Other challenges, according to him, included sabotage by colleagues and superiors, intolerance by politicians, low level of professionalism and observance of ethics, manipulation by public office holders, lack of efficient, effective and timely justice and perception of division of the press.

 

Other militating issues that came in focus were the ownership influence, which seeks to protect themselves and the interest of their friends.

 

“Because of this, many journalists were said to have been fired, framed and or subjected to other forms of indignities,” he lamented.

 

Job insecurity, social media incursions, gender insensitivity or barring women journalists from covering certain places as well as lack of adequate equipment to carry out the journalistic functions are also factors which make the journalist vulnerable, it was noted.

 

Adenyaju also stressed that a weak union in the name of Nigeria Union of Journalists (NUJ) has not risen to the occasion to safeguard its members from the dangers that confront them. According to him, when the lecturers in University of Ilorin (UNILORIN) were threatened by government with sack, the Academic Staff Union of Universities (ASUU) fought on their behalf; the Nigerian Medical Association (NMA) fights for its members; the Nigerian Bar Association (NBA) fights for lawyers; while the NUJ has not done much to protect the safety of its members.

 

Another resource person from the University of Nigeria, Nsukka (UNN), Dr.
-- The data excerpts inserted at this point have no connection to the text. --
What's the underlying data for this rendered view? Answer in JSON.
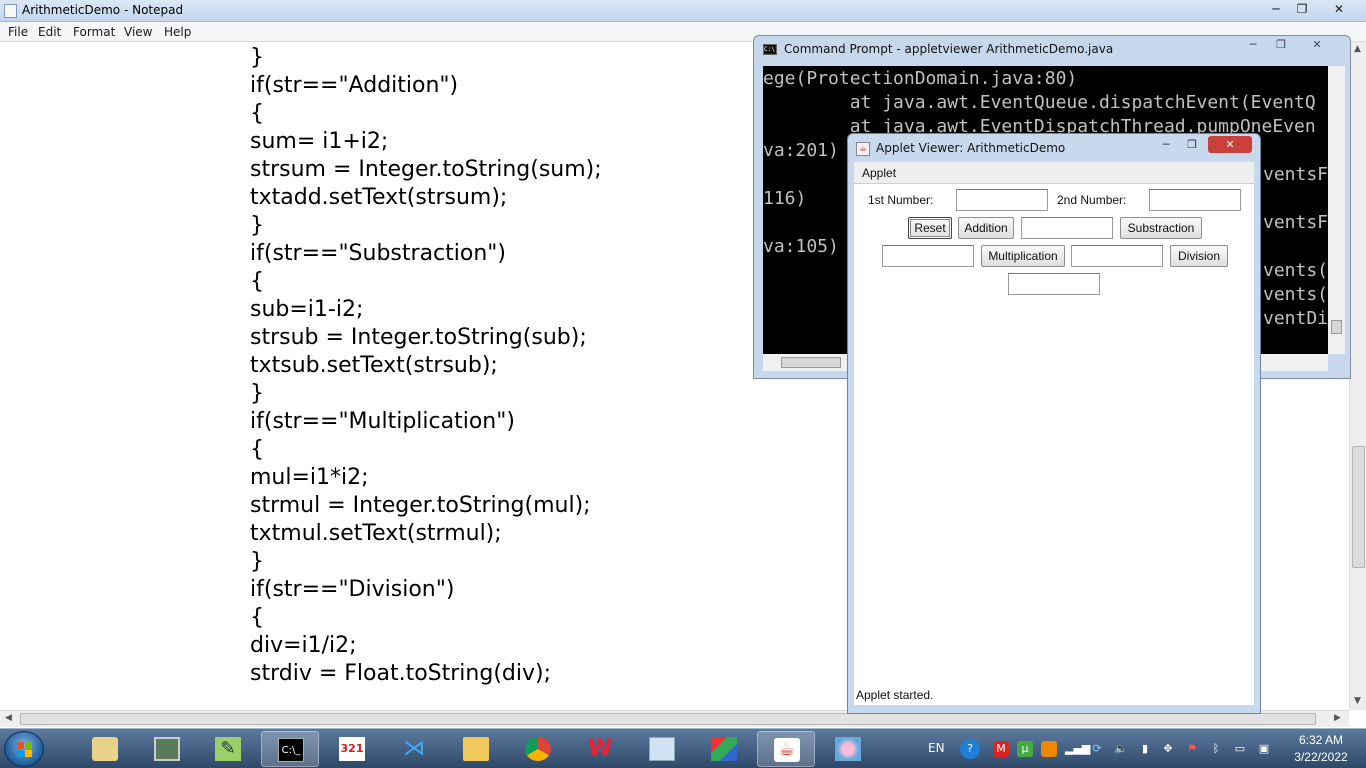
{
  "notepad": {
    "title": "ArithmeticDemo - Notepad",
    "menu": [
      "File",
      "Edit",
      "Format",
      "View",
      "Help"
    ],
    "window_controls": {
      "minimize": "─",
      "maximize": "❐",
      "close": "✕"
    },
    "code_lines": [
      "}",
      "if(str==\"Addition\")",
      "{",
      "sum= i1+i2;",
      "strsum = Integer.toString(sum);",
      "txtadd.setText(strsum);",
      "}",
      "if(str==\"Substraction\")",
      "{",
      "sub=i1-i2;",
      "strsub = Integer.toString(sub);",
      "txtsub.setText(strsub);",
      "}",
      "if(str==\"Multiplication\")",
      "{",
      "mul=i1*i2;",
      "strmul = Integer.toString(mul);",
      "txtmul.setText(strmul);",
      "}",
      "if(str==\"Division\")",
      "{",
      "div=i1/i2;",
      "strdiv = Float.toString(div);"
    ]
  },
  "cmd": {
    "title": "Command Prompt - appletviewer  ArithmeticDemo.java",
    "lines": [
      "ege(ProtectionDomain.java:80)",
      "        at java.awt.EventQueue.dispatchEvent(EventQ",
      "        at java.awt.EventDispatchThread.pumpOneEven",
      "va:201)",
      "116)",
      "va:105)"
    ],
    "right_fragments": [
      "ventsF",
      "ventsF",
      "vents(",
      "vents(",
      "ventDi"
    ]
  },
  "applet": {
    "title": "Applet Viewer: ArithmeticDemo",
    "menu_label": "Applet",
    "label_first": "1st Number:",
    "label_second": "2nd Number:",
    "btn_reset": "Reset",
    "btn_addition": "Addition",
    "btn_substraction": "Substraction",
    "btn_multiplication": "Multiplication",
    "btn_division": "Division",
    "status": "Applet started."
  },
  "taskbar": {
    "language": "EN",
    "time": "6:32 AM",
    "date": "3/22/2022",
    "apps": [
      "file-explorer-icon",
      "computer-icon",
      "notepad-plus-icon",
      "command-prompt-icon",
      "calendar-321-icon",
      "vscode-icon",
      "folder-icon",
      "chrome-icon",
      "wps-office-icon",
      "notepad-icon",
      "virtualbox-icon",
      "java-icon",
      "paint-icon"
    ],
    "calendar_badge": "321"
  },
  "colors": {
    "taskbar": "#2f4868",
    "console_bg": "#000000",
    "console_text": "#c0c0c0",
    "applet_close": "#c9413a"
  }
}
Muyiwa Popoola, identified bias as a factor that sees journalists taking sides in their reportage, adding that 2015 is not going to be different, given that the polity is already heated up.

 

He prescribed conflict-sensitive journalism in which parties in a conflict are brought to the level plane discussion with a view to resolving the crisis at a negotiation table, as a way out.

 

He underscored language as a core concept in managing conflicts, arguing that the use of certain adjectives such as ‘embattled governor’, ‘generalissimo of politics’ among others add nothing other than inflaming ill-feeling among the political actors.

 

The coordinator, Professor Stella Okunna, who was commissioner in Anambra State, ranked the workshop as a success, not only for its record of good attendance but also as many journalists shared experiences of cases where their safety in the discharge of their duties were placed in jeopardy.

 

Participants condemned threats of dismissal by employers and superiors and other forms of official victimisation, identifying them as debilitating factors in performance of tasks by media practitioners.